We have the sequence $x_n= \sqrt{2x_{n-1}} , x_1= \sqrt{2}$ which is strictly increasing and bounded (this would require a rigorous proof...but since you just said show, I'll show it in a simple way).

We have:

$
x_1^2 = 2
\frac{ x_2^4}{4} = 2
\frac{ x_3^8}{64} = 2
$

See the pattern?

$
x_3^8 = 2^7
$

In general, $x_n^{2^n} = 2^{2^n -1}$

Use the log rule: $\log_b y^k = k \log_b y$

We have: $2^n \log_2 x_n = 2^n -1$. Divide both sides by $2^n$ and thus: $x_n = 2^{ \frac{2^n -1}{2^n}}$.

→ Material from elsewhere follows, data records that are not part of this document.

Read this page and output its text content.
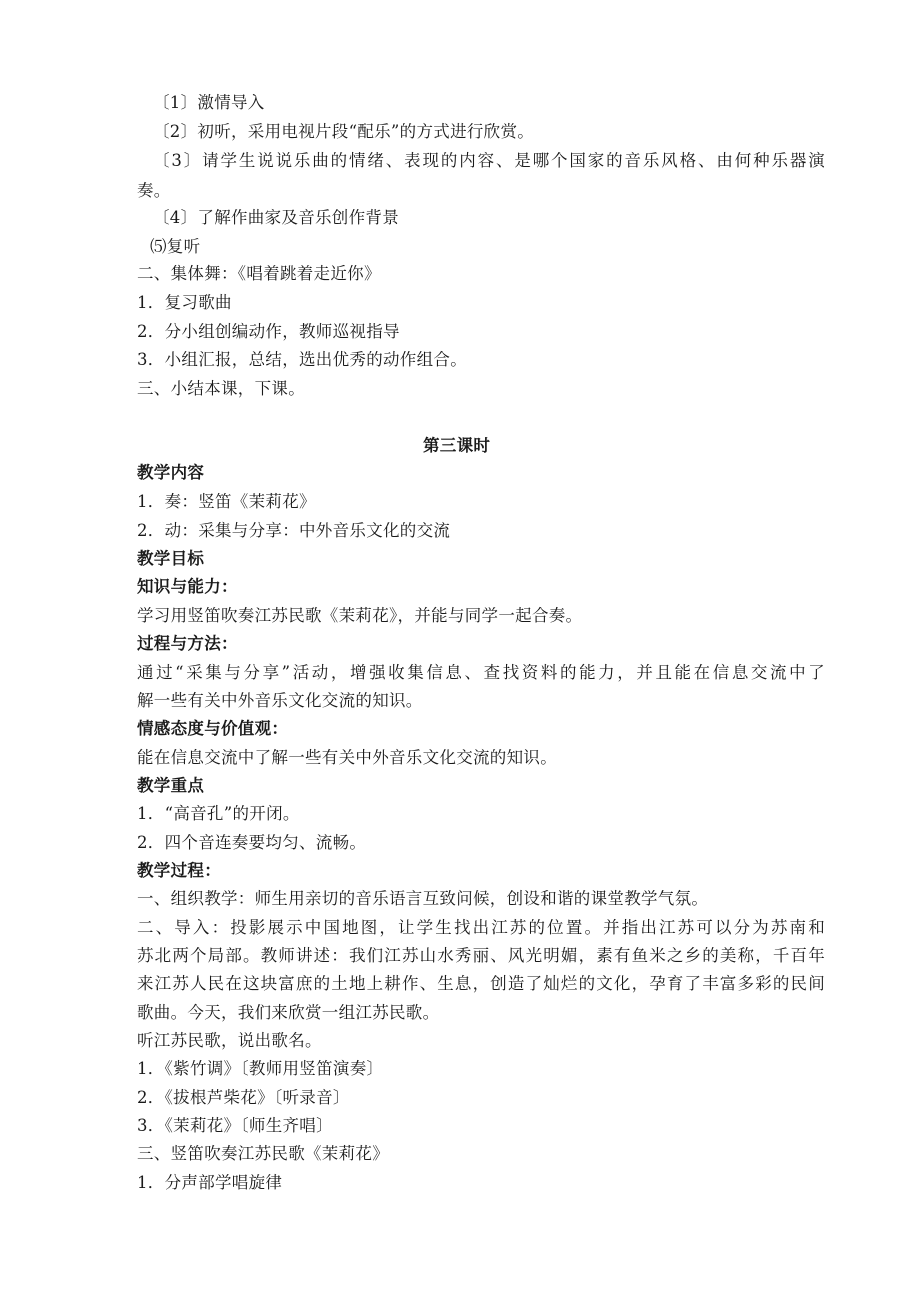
〔1〕激情导入
〔2〕初听，采用电视片段“配乐”的方式进行欣赏。
〔3〕请学生说说乐曲的情绪、表现的内容、是哪个国家的音乐风格、由何种乐器演
奏。
〔4〕了解作曲家及音乐创作背景
⑸复听
二、集体舞：《唱着跳着走近你》
1．复习歌曲
2．分小组创编动作，教师巡视指导
3．小组汇报，总结，选出优秀的动作组合。
三、小结本课，下课。
第三课时
教学内容
1．奏：竖笛《茉莉花》
2．动：采集与分享：中外音乐文化的交流
教学目标
知识与能力：
学习用竖笛吹奏江苏民歌《茉莉花》，并能与同学一起合奏。
过程与方法：
通过“采集与分享”活动，增强收集信息、查找资料的能力，并且能在信息交流中了
解一些有关中外音乐文化交流的知识。
情感态度与价值观：
能在信息交流中了解一些有关中外音乐文化交流的知识。
教学重点
1．“高音孔”的开闭。
2．四个音连奏要均匀、流畅。
教学过程：
一、组织教学：师生用亲切的音乐语言互致问候，创设和谐的课堂教学气氛。
二、导入：投影展示中国地图，让学生找出江苏的位置。并指出江苏可以分为苏南和
苏北两个局部。教师讲述：我们江苏山水秀丽、风光明媚，素有鱼米之乡的美称，千百年
来江苏人民在这块富庶的土地上耕作、生息，创造了灿烂的文化，孕育了丰富多彩的民间
歌曲。今天，我们来欣赏一组江苏民歌。
听江苏民歌，说出歌名。
1．《紫竹调》〔教师用竖笛演奏〕
2．《拔根芦柴花》〔听录音〕
3．《茉莉花》〔师生齐唱〕
三、竖笛吹奏江苏民歌《茉莉花》
1．分声部学唱旋律
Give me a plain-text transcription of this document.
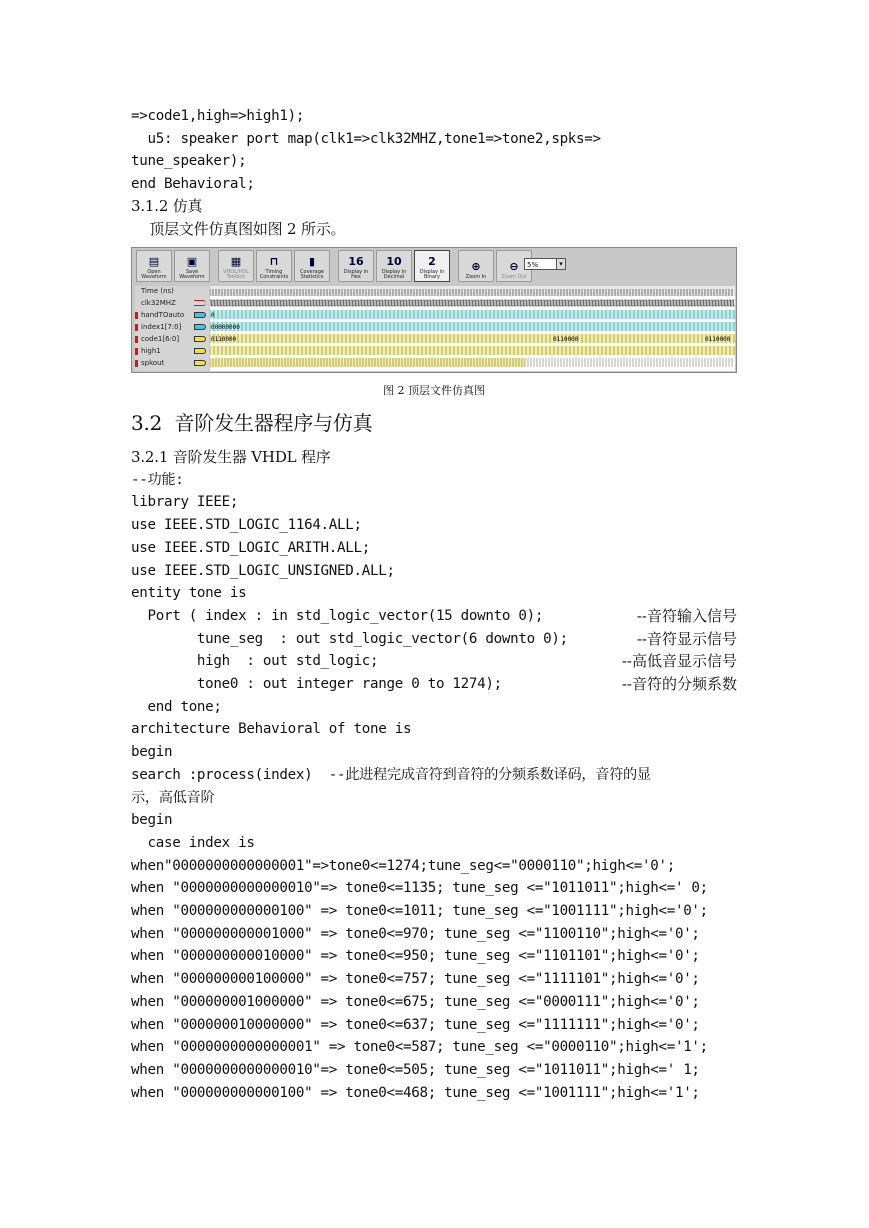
=>code1,high=>high1);
u5: speaker port map(clk1=>clk32MHZ,tone1=>tone2,spks=>
tune_speaker);
end Behavioral;
3.1.2 仿真
顶层文件仿真图如图 2 所示。
▤
Open Waveform
▣
Save Waveform
▦
VHDL/HDL Testbch
⊓
Timing Constraints
▮
Coverage Statistics
16
Display in Hex
10
Display in Decimal
2
Display in Binary
⊕
Zoom In
⊖
Zoom Out
5% ▾
Time (ns)
clk32MHZ
handTOauto
index1[7:0]
code1[6:0]
high1
spkout
0
00000000
0110000	0110000	0110000
图 2 顶层文件仿真图
3.2  音阶发生器程序与仿真
3.2.1 音阶发生器 VHDL 程序
--功能:
library IEEE;
use IEEE.STD_LOGIC_1164.ALL;
use IEEE.STD_LOGIC_ARITH.ALL;
use IEEE.STD_LOGIC_UNSIGNED.ALL;
entity tone is
Port ( index : in std_logic_vector(15 downto 0);	--音符输入信号
tune_seg  : out std_logic_vector(6 downto 0);	--音符显示信号
high  : out std_logic;	--高低音显示信号
tone0 : out integer range 0 to 1274);	--音符的分频系数
end tone;
architecture Behavioral of tone is
begin
search :process(index)  --此进程完成音符到音符的分频系数译码，音符的显
示，高低音阶
begin
case index is
when"0000000000000001"=>tone0<=1274;tune_seg<="0000110";high<='0';
when "0000000000000010"=> tone0<=1135; tune_seg <="1011011";high<=' 0;
when "000000000000100" => tone0<=1011; tune_seg <="1001111";high<='0';
when "000000000001000" => tone0<=970; tune_seg <="1100110";high<='0';
when "000000000010000" => tone0<=950; tune_seg <="1101101";high<='0';
when "000000000100000" => tone0<=757; tune_seg <="1111101";high<='0';
when "000000001000000" => tone0<=675; tune_seg <="0000111";high<='0';
when "000000010000000" => tone0<=637; tune_seg <="1111111";high<='0';
when "0000000000000001" => tone0<=587; tune_seg <="0000110";high<='1';
when "0000000000000010"=> tone0<=505; tune_seg <="1011011";high<=' 1;
when "000000000000100" => tone0<=468; tune_seg <="1001111";high<='1';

Take the limit as n goes to infinity:

$\lim_{n\to \infty} x_n = 2$

5. Originally Posted by AfterShock

We have: $2^n \log_2 x_n = 2^n -1$. Divide both sides by $2^n$ and thus: $x_n = 2^{ \frac{2^n -1}{2^n}}$.

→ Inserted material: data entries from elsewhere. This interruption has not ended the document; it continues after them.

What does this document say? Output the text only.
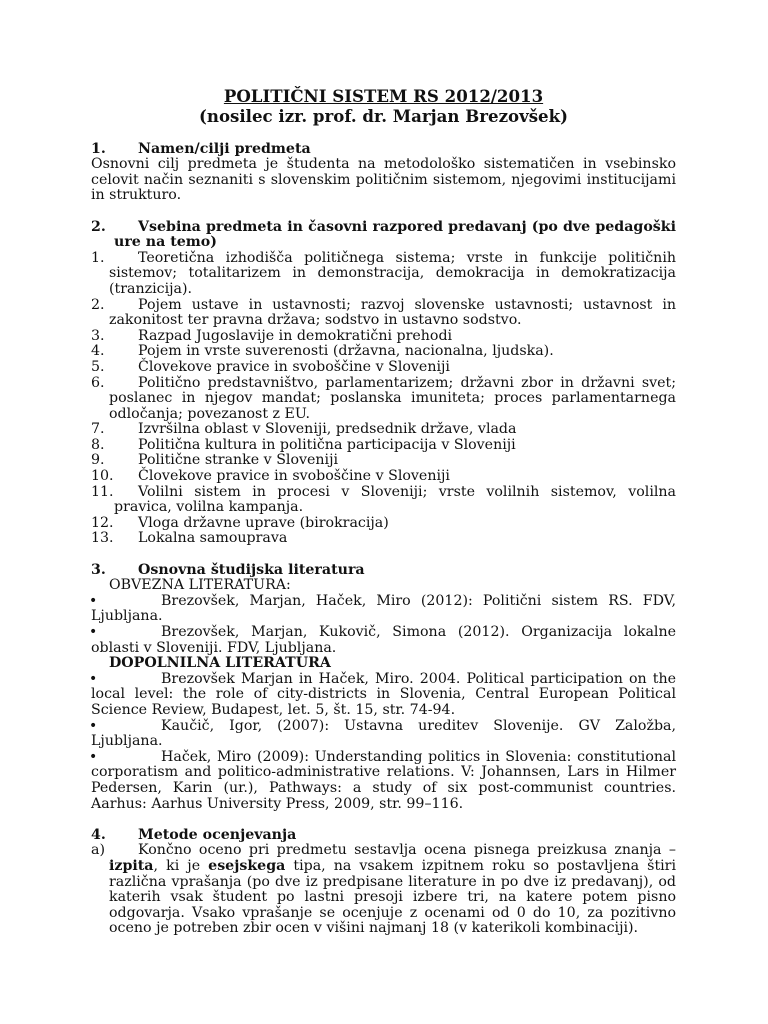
POLITIČNI SISTEM RS 2012/2013
(nosilec izr. prof. dr. Marjan Brezovšek)
1.	Namen/cilji predmeta
Osnovni cilj predmeta je študenta na metodološko sistematičen in vsebinsko celovit način seznaniti s slovenskim političnim sistemom, njegovimi institucijami in strukturo.
2. Vsebina predmeta in časovni razpored predavanj (po dve pedagoški ure na temo)
1. Teoretična izhodišča političnega sistema; vrste in funkcije političnih sistemov; totalitarizem in demonstracija, demokracija in demokratizacija (tranzicija).
2. Pojem ustave in ustavnosti; razvoj slovenske ustavnosti; ustavnost in zakonitost ter pravna država; sodstvo in ustavno sodstvo.
3. Razpad Jugoslavije in demokratični prehodi
4. Pojem in vrste suverenosti (državna, nacionalna, ljudska).
5. Človekove pravice in svoboščine v Sloveniji
6. Politično predstavništvo, parlamentarizem; državni zbor in državni svet; poslanec in njegov mandat; poslanska imuniteta; proces parlamentarnega odločanja; povezanost z EU.
7. Izvršilna oblast v Sloveniji, predsednik države, vlada
8. Politična kultura in politična participacija v Sloveniji
9. Politične stranke v Sloveniji
10. Človekove pravice in svoboščine v Sloveniji
11. Volilni sistem in procesi v Sloveniji; vrste volilnih sistemov, volilna pravica, volilna kampanja.
12. Vloga državne uprave (birokracija)
13. Lokalna samouprava
3.	Osnovna študijska literatura
OBVEZNA LITERATURA:
•	Brezovšek, Marjan, Haček, Miro (2012): Politični sistem RS. FDV, Ljubljana.
•	Brezovšek, Marjan, Kukovič, Simona (2012). Organizacija lokalne oblasti v Sloveniji. FDV, Ljubljana.
DOPOLNILNA LITERATURA
•	Brezovšek Marjan in Haček, Miro. 2004. Political participation on the local level: the role of city-districts in Slovenia, Central European Political Science Review, Budapest, let. 5, št. 15, str. 74-94.
•	Kaučič, Igor, (2007): Ustavna ureditev Slovenije. GV Založba, Ljubljana.
•	Haček, Miro (2009): Understanding politics in Slovenia: constitutional corporatism and politico-administrative relations. V: Johannsen, Lars in Hilmer Pedersen, Karin (ur.), Pathways: a study of six post-communist countries. Aarhus: Aarhus University Press, 2009, str. 99–116.
4.	Metode ocenjevanja
a) Končno oceno pri predmetu sestavlja ocena pisnega preizkusa znanja – izpita, ki je esejskega tipa, na vsakem izpitnem roku so postavljena štiri različna vprašanja (po dve iz predpisane literature in po dve iz predavanj), od katerih vsak študent po lastni presoji izbere tri, na katere potem pisno odgovarja. Vsako vprašanje se ocenjuje z ocenami od 0 do 10, za pozitivno oceno je potreben zbir ocen v višini najmanj 18 (v katerikoli kombinaciji).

Take the limit as n goes to infinity:

$\lim_{n\to \infty} x_n = 2$
How do you get that the lim is equal to 2 from $x_n = 2^{ \frac{2^n -1}{2^n}}$...

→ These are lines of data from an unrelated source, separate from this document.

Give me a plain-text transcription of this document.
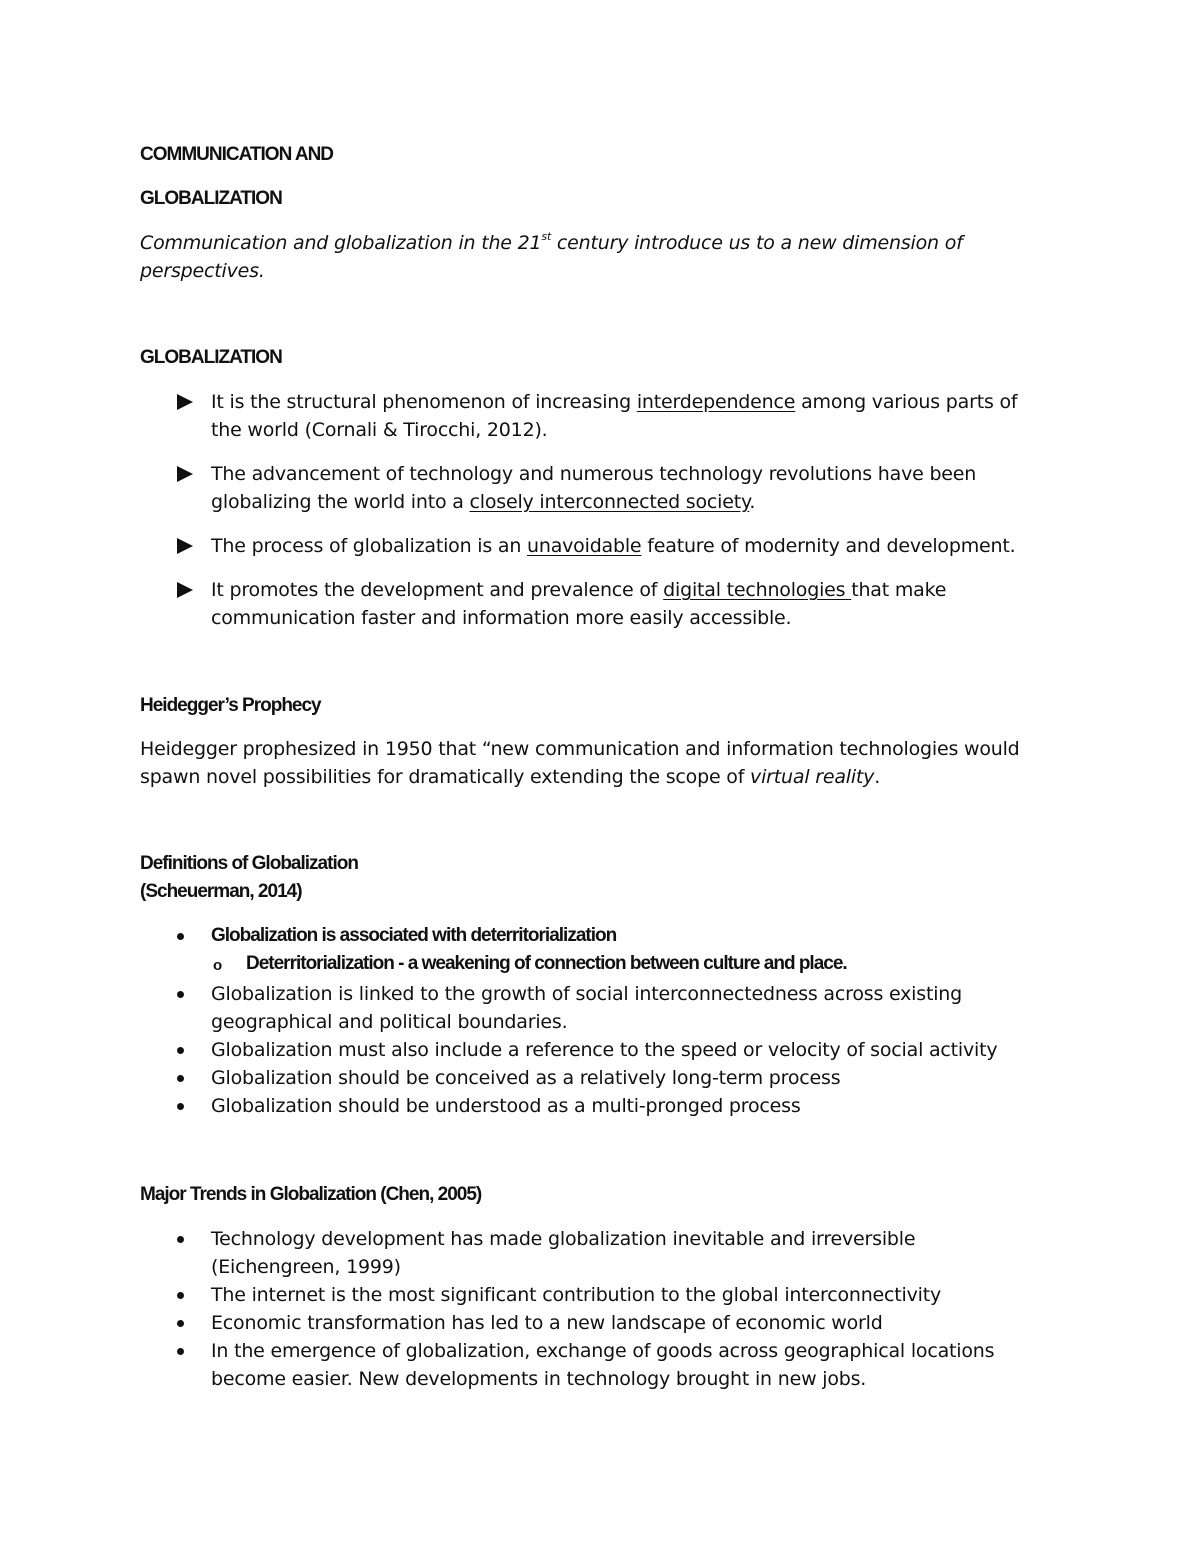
COMMUNICATION AND
GLOBALIZATION
Communication and globalization in the 21st century introduce us to a new dimension of
perspectives.
GLOBALIZATION
It is the structural phenomenon of increasing interdependence among various parts of
the world (Cornali & Tirocchi, 2012).
The advancement of technology and numerous technology revolutions have been
globalizing the world into a closely interconnected society.
The process of globalization is an unavoidable feature of modernity and development.
It promotes the development and prevalence of digital technologies that make
communication faster and information more easily accessible.
Heidegger’s Prophecy
Heidegger prophesized in 1950 that “new communication and information technologies would
spawn novel possibilities for dramatically extending the scope of virtual reality.
Definitions of Globalization
(Scheuerman, 2014)
Globalization is associated with deterritorialization
o Deterritorialization - a weakening of connection between culture and place.
Globalization is linked to the growth of social interconnectedness across existing
geographical and political boundaries.
Globalization must also include a reference to the speed or velocity of social activity
Globalization should be conceived as a relatively long-term process
Globalization should be understood as a multi-pronged process
Major Trends in Globalization (Chen, 2005)
Technology development has made globalization inevitable and irreversible
(Eichengreen, 1999)
The internet is the most significant contribution to the global interconnectivity
Economic transformation has led to a new landscape of economic world
In the emergence of globalization, exchange of goods across geographical locations
become easier. New developments in technology brought in new jobs.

6. $\lim _{n \to \infty } \left( {\frac{{2^n - 1}}{{2^n }}} \right) = \lim _{n \to \infty } \left( {1 - \frac{1}{{2^n }}} \right) = 1\;\& \;2^1 = 2$

7. Originally Posted by Plato
$\lim _{n \to \infty } \left( {\frac{{2^n - 1}}{{2^n }}} \right) = \lim _{n \to \infty } \left( {1 - \frac{1}{{2^n }}} \right) = 1\;\& \;2^1 = 2$
Hmm, I discussed this with my professor, and he said something along the lines of there being no theorem stating something like:

lim a^(c_n) = lim a^(lim c_n)

EDIT:

You're doing 2^(lim c_n) ...

8. Originally Posted by seerTneerGevoLI
Hmm, I discussed this with my professor, and he said something along the lines of there being no theorem stating something like:

lim a^(c_n) = lim a^(lim c_n)

EDIT:

You're doing 2^(lim c_n) ...
The function $f(x) = a^x$ for $a>0$ is a continous function. So if $c_n$ is a convergent sequence with limit $c$ then $a^{c_n}$ is a convergent sequence with limit $a^c$ by definition.